Wells Fargo Accused of Sacrificial Firings After Fine

TRENTON, N.J. (CN) – Fired in the wake of Wells Fargo’s mortgage-kickback scandal, nine former staffers claim in court that the supervisors who instructed the illegal activity kept their jobs. 

The lawsuit in Mercer County Superior Court comes just over two years after Wells Fargo paid $35.7 million to settle charges by the Consumer Financial Protection Bureau.

Regulators said that Wells Fargo’s loan officers were accepting cash and other kickbacks in exchange for referrals from General Title, a realty title insurance company that shuttered in 2014.

Led by Egg Harbor resident Jeffrey Bellak, nine former Wells Fargo home-mortgage consultants from that era say the kickback practices were standard operating procedure, and that Wells Fargo switched to a new title company in 2013.

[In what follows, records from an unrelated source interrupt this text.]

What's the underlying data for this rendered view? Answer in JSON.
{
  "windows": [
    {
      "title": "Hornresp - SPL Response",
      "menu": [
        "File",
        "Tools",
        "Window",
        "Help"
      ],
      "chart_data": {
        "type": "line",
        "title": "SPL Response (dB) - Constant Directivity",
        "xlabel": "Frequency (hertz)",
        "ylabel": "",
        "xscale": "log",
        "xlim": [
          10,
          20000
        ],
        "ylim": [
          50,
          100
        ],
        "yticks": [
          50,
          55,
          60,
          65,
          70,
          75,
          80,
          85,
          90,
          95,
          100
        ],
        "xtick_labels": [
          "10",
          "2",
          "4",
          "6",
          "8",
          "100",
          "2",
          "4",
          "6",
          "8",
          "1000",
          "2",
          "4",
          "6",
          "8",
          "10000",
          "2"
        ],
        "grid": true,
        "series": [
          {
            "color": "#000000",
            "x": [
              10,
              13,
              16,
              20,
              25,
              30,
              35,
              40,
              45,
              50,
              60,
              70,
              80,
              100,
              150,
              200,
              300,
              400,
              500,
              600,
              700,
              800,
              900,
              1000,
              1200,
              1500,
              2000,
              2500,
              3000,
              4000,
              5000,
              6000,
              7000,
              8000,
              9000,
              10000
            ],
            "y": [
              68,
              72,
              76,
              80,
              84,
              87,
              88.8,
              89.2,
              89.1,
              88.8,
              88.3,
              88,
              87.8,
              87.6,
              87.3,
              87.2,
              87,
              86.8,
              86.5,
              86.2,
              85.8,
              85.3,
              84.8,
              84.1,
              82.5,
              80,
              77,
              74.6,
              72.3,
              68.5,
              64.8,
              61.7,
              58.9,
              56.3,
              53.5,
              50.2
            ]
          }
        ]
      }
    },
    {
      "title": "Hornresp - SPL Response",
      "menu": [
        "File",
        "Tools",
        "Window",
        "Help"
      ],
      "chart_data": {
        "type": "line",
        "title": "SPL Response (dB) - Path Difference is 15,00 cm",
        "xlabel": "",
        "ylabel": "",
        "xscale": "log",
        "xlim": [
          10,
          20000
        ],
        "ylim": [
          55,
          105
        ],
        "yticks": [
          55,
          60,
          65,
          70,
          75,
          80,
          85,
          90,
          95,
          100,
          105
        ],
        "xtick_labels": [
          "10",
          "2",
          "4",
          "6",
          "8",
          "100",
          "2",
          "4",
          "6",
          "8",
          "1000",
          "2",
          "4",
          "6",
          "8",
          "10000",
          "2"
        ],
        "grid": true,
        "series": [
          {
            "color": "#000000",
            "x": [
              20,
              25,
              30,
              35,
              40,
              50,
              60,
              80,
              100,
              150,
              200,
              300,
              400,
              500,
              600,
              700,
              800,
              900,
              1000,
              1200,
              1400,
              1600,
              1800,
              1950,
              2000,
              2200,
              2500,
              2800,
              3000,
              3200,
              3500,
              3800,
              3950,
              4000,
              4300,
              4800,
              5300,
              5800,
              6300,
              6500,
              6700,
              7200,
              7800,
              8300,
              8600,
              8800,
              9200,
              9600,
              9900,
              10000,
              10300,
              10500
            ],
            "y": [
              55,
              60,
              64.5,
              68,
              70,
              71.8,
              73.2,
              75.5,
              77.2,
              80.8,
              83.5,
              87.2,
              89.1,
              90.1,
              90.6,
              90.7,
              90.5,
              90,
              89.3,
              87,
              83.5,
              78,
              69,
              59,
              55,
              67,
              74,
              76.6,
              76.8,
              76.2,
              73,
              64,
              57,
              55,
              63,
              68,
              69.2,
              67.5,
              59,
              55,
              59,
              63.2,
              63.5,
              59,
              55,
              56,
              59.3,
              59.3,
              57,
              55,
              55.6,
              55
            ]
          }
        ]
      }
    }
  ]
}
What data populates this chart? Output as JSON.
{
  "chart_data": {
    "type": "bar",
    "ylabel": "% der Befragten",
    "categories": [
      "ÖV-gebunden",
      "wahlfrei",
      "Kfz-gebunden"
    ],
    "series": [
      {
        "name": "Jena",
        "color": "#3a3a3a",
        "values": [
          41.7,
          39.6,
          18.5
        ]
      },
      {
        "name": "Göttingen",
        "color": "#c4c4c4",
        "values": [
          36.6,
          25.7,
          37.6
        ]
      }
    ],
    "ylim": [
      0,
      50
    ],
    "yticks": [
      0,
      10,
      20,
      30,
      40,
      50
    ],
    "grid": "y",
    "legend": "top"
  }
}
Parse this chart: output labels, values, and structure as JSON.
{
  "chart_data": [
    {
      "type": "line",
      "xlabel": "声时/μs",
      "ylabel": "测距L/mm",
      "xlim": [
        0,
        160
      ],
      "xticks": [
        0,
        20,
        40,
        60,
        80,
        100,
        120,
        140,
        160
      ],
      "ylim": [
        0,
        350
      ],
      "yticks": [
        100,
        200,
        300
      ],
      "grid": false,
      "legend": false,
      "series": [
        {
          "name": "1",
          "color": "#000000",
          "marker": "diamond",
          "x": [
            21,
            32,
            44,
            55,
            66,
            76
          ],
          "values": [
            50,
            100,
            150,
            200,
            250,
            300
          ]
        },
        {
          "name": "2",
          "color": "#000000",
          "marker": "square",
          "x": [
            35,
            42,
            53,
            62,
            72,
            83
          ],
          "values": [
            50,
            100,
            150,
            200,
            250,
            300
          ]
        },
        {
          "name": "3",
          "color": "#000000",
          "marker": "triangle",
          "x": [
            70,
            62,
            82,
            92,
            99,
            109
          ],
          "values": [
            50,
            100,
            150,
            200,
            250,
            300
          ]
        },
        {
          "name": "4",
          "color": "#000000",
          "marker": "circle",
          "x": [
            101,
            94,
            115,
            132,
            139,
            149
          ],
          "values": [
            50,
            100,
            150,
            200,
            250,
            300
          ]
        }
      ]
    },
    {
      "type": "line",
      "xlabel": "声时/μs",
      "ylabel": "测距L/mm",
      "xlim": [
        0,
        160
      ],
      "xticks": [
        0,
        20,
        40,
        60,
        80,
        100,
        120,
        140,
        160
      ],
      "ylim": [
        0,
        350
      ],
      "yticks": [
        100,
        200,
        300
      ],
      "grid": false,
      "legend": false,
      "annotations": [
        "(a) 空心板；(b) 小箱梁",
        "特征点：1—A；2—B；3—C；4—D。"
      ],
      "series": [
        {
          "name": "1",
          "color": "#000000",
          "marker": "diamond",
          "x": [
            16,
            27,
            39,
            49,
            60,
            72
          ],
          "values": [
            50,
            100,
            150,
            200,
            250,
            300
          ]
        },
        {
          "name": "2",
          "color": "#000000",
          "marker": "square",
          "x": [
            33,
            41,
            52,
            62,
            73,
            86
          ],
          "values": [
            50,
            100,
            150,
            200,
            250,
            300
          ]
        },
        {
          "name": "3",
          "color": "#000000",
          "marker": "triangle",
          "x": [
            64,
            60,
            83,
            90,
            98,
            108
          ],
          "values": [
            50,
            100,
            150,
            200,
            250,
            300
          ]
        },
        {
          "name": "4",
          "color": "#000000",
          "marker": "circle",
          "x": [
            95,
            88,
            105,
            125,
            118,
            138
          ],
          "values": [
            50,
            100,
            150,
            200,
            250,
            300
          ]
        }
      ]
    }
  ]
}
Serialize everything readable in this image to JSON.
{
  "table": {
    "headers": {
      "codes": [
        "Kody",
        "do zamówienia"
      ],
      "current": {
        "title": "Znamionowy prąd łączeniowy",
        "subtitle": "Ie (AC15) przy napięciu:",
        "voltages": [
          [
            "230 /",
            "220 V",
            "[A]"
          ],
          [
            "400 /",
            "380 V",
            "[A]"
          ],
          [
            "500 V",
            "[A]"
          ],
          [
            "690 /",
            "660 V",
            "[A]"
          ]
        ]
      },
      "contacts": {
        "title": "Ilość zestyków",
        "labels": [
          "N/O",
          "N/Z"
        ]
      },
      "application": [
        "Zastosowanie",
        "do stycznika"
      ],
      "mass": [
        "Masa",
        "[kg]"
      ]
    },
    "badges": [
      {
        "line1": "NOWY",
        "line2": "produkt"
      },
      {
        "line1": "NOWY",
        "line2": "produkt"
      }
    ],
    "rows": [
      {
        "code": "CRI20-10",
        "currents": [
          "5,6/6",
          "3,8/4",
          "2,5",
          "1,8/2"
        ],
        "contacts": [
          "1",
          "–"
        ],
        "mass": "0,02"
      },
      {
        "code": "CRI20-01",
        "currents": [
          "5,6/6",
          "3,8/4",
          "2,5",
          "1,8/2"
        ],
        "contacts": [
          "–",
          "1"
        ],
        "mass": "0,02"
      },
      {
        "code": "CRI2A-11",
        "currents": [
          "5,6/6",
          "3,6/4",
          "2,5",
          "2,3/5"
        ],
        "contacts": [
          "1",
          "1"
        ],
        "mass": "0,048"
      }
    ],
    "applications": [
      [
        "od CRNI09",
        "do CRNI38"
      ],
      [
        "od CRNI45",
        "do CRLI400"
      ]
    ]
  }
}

“Having paid an enormous fine for its illicit ‘leads’ arrangement with Genuine Title, and having pledged as part of the settlement to desist, Wells simply discontinued its relations with Genuine and substituted Patriot Land Title,” the March 6 complaint states.

Bellak and the other fired officers say Wells Fargo chose them randomly as sacrificial lambs a few months after settling with the CFPB.

“In order to create for the CFPB the false appearance of having pursued a true internal investigation, resulting in the removal of all personnel responsible for the prior violations, [Wells Fargo] arbitrarily selected the plaintiffs for termination,” the lawsuit states.